No resulta difícil percibir el ahogo (literalmente, “la falta de aire”) que la polarización de estas
cualidades del Agua provoca en el registro de Aire. Si el centro de la identificación consciente tuviera
al elemento Agua como dominante, la manifestación de la percepción de Aire tendrá características de
conversión extrema. Intentando corregir esa distorsión, la irrupción del Aire -condenado a reclusión
inconsciente- mostrará su expresión más arcaica y primitiva: desconexión afectiva máxima, pérdida
de contacto con la sensibilidad e hipervaloración de modelos teóricos abstractos, fobia al caos y al
apego emocional. El Aire desde la sombra generará conductas de súbita fuga del compromiso
emocional al que la persona de Agua ha sido fiel durante tanto tiempo, abriéndose ahora a un mundo
vincular numeroso y variado aunque superficial. Su necesidad de elaborar ideas explicativas precisas -
para liberarse del irracional sentimentalismo del que se ha descubierto prisionera- la volverán dispersa
y poco definida. La pesadilla de la sofocación emocional –de la que cree haber despertado- la llevará a
rechazar todo cierre que la comprometa con una estabilidad segura, a entregarse a una búsqueda
frenética de libertad, a una compulsión por la apertura a lo desconocido.

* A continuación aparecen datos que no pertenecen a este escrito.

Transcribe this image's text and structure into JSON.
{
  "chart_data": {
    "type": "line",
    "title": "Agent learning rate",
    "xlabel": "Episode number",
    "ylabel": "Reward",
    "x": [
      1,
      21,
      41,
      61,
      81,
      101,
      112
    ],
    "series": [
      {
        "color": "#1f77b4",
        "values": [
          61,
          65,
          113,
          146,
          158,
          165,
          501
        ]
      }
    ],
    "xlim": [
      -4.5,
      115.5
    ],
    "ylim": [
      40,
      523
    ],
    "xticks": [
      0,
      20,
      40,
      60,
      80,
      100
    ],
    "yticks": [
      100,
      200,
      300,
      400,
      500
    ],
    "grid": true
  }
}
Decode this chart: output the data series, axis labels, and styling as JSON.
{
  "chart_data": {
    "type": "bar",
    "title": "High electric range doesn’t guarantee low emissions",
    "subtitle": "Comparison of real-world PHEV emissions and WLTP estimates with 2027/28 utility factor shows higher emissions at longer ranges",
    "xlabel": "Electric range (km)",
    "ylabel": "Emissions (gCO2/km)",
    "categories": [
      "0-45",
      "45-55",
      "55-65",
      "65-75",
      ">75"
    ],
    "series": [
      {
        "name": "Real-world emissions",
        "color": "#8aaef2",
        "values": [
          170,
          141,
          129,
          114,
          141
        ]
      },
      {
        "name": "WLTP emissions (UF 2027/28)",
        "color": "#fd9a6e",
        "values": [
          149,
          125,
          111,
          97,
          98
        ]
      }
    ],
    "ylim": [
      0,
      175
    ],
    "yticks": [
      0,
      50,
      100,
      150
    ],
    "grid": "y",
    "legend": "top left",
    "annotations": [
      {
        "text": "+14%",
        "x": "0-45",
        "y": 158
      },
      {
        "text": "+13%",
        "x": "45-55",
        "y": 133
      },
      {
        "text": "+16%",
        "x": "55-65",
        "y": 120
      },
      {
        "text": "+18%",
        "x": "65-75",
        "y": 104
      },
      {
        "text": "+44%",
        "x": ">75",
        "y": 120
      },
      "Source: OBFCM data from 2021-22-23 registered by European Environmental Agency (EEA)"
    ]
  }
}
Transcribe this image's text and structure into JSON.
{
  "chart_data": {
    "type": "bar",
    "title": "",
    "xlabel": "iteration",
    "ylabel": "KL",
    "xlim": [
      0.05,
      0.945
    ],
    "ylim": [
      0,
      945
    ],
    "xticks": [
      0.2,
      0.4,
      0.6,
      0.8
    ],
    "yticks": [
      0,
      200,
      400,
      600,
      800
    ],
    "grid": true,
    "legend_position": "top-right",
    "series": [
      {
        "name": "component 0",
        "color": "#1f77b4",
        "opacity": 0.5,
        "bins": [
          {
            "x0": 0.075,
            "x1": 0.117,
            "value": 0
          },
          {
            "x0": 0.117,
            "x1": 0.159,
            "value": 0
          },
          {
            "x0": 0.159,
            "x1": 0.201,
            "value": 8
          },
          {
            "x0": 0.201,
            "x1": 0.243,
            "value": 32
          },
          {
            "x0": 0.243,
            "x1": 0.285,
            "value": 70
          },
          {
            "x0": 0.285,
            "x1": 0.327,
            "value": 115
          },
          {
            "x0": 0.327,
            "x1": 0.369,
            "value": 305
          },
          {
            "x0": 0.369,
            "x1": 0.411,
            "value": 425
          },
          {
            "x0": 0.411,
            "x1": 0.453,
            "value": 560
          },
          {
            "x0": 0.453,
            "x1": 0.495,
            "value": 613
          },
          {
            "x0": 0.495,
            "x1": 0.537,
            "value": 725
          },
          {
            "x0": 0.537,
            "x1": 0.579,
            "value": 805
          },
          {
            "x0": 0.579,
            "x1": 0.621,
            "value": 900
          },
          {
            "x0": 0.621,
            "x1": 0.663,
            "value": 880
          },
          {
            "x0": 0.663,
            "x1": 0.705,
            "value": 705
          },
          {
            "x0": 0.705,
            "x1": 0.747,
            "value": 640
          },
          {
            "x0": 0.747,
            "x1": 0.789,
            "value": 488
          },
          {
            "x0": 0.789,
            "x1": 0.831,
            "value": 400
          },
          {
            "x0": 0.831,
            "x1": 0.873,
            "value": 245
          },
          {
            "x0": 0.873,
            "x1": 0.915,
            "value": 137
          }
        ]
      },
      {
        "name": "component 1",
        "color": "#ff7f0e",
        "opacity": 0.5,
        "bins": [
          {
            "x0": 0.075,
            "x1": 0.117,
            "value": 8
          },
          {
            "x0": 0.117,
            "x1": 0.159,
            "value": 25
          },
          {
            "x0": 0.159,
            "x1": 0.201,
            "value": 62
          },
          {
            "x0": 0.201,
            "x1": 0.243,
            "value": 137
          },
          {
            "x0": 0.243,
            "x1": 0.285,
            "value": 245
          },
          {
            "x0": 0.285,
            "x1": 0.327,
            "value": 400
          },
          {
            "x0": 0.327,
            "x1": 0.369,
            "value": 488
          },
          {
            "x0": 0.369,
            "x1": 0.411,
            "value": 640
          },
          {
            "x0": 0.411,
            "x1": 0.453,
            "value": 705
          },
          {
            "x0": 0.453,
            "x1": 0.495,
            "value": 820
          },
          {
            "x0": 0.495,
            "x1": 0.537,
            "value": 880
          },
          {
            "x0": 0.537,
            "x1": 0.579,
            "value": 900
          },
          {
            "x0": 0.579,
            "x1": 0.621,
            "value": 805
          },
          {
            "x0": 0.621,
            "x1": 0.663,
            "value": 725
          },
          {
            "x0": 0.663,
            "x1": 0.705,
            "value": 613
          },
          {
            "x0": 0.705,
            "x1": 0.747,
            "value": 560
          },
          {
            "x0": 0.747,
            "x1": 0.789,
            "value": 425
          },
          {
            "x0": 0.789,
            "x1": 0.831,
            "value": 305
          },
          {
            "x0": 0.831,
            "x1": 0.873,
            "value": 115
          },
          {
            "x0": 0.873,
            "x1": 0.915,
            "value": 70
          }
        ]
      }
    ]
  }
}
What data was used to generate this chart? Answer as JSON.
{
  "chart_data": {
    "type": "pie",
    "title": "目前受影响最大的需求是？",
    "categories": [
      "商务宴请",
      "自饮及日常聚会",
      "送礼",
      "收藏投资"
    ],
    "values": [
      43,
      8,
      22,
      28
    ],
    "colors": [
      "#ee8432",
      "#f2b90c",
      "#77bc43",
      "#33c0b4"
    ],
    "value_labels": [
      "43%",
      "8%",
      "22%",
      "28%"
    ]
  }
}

El Agua puede encontrar una clave de equilibro con el Aire desarrollando la comprensión de que el
registro sensible de la realidad es, precisamente, el que permite tomar contacto con órdenes más
profundos y sutiles. Desarrollar sensibilidad y aplicarla al estudio de lo humano, a la investigación de
la realidad material o del pensamiento, en verdad conduce a descubrir patrones más complejos y
transpersonales, matrices más profundas y comprensivas. La sensibilidad es lo que nos permite
percibir diferencias sin disociarlas, a registrar partes que conforman totalidades. La conciencia de la
dinámica Aire-Agua transparenta la paradoja de un universo que se fragmenta para manifestarse, y se
desarrolla y multiplica para reunirse.